Crescemos ouvindo, lendo e vendo que o final deveria assim. E tudo isso o que escrevi se parece com o velho e batido “felizes para sempre” dos contos de fada. Por que não gosto de finais românticos felizes? Ora, simplesmente, porque isso não condiz com nossa vida, que é contínua e carrega fins e recomeços todos os dias. E mesmo diante da morte (o maior final), e olhando para trás, creio que a gente não vai saber se viveu realmente feliz para sempre algum dia. (No terreno do além eu nem vou adentrar).

Sei que, em qualquer esfera, a gente escolhe, renuncia, termina, volta, esquece, passa por cima, encontra outros amores/empregos/amigos e vive tudo novamente. E mesmo que seja sempre o mesmo a vida inteira, os ciclos ainda existem e sem eles tudo perderia a graça, até mesmo a graça dos contos de fadas. (Lembrei de Vinícius, que tem um poema onde conta a história de uma vida – com ênfase ao amor – em 14 versos. Eis alguns: “...E começar a amar e então sorrir/ E então sorrir para poder chorar/ E crescer, e saber, e haver, e perder, e sofrer, e ter horror/ De ser e amar, e se sentir maldito/ E esquecer tudo ao vir um novo amor...).

Sei também que toda boa história precisa terminar. (Menos as de Sherazade, onde o fim da história seria a própria sentença de morte). A narrativa é um recorte, um fragmento de uma ou mais vidas, capazes de distanciar o leitor da sua própria realidade por instantes e até provocar nele uma catarse. Depois disso, se a história do filme realmente for boa, aquele que o assistir não será mais o mesmo. O final de um livro, de um filme ou até de uma narrativa musicada representa, acredito eu, também o final de um personagem, de uma vida contada. Talvez por isso, incomoda-me tanto as continuações no cinema.

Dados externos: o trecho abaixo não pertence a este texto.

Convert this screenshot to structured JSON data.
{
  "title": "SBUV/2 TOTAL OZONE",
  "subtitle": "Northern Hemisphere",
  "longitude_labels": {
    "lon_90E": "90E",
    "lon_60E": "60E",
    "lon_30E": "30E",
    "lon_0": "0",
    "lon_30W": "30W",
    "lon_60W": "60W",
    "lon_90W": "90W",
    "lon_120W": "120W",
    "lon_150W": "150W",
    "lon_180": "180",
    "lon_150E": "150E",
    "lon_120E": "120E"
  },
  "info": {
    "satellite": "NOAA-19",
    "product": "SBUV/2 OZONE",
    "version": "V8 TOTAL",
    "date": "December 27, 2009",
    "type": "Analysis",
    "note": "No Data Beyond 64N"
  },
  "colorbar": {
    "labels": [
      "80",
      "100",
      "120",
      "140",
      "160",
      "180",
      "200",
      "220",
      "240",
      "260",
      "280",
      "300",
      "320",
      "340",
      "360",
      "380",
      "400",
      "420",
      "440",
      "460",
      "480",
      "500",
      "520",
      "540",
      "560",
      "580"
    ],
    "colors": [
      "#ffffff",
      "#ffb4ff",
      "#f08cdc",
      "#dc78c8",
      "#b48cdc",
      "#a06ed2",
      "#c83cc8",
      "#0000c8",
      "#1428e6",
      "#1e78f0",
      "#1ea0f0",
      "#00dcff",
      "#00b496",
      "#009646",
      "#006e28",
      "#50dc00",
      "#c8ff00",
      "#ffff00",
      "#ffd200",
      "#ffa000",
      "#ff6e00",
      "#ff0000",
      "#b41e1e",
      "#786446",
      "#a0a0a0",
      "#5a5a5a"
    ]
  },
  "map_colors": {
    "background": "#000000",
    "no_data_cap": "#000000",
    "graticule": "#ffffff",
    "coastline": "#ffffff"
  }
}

Finais têm me arrancado noites de sono e me rendido boas reflexões nos últimos meses. Embora saiba que todo fim traz em si um recomeço, a dor do término e principalmente a incerteza, quando se trata de renúncias, são um calo no meu sapato. Sabe aquela sensação de epitáfio? Aquela de “deveria ter feito isso, aproveitado enquanto era hora, escolhido tal coisa, renunciado a tal outra enquanto dava tempo, mudado de cidade, de casa, de ares”? Nosso genitor Chico compôs “Vida”, que é tanto uma narrativa, como um desabafo de uma mulher que verteu sua vida nas casas dos homens de vida vadia, fez poucas e boas, mas sabe que ali foi feliz. Acho linda a música, principalmente porque fala de portos, de cais, metáforas certeiras para se falar de vida. Talvez porque seja mesmo o final das coisas um porto. Pegar o barco e sumir no horizonte requer coragem para arriscar a pele, mas proporciona belas paisagens.

Uma vez li uma crônica do Veríssimo em que o protagonista bebia desolado em um bar imaginando como seria sua vida se tivesse feito determinadas escolhas. E como se num passe de mágica, ou por efeito do álcool - vai saber, as alternativas se materializam diante dele. Aparece o homem que ele teria sido se tivesse feito um teste para goleiro, se tivesse prestado concurso, se tivesse casado com uma antiga namorada... Todos eles foram mais infelizes. É uma tentativa interessante de se provar que a gente tem que viver mesmo com um pé no futuro e não no passado e nem no “e se” que, aliás, é o nome da crônica.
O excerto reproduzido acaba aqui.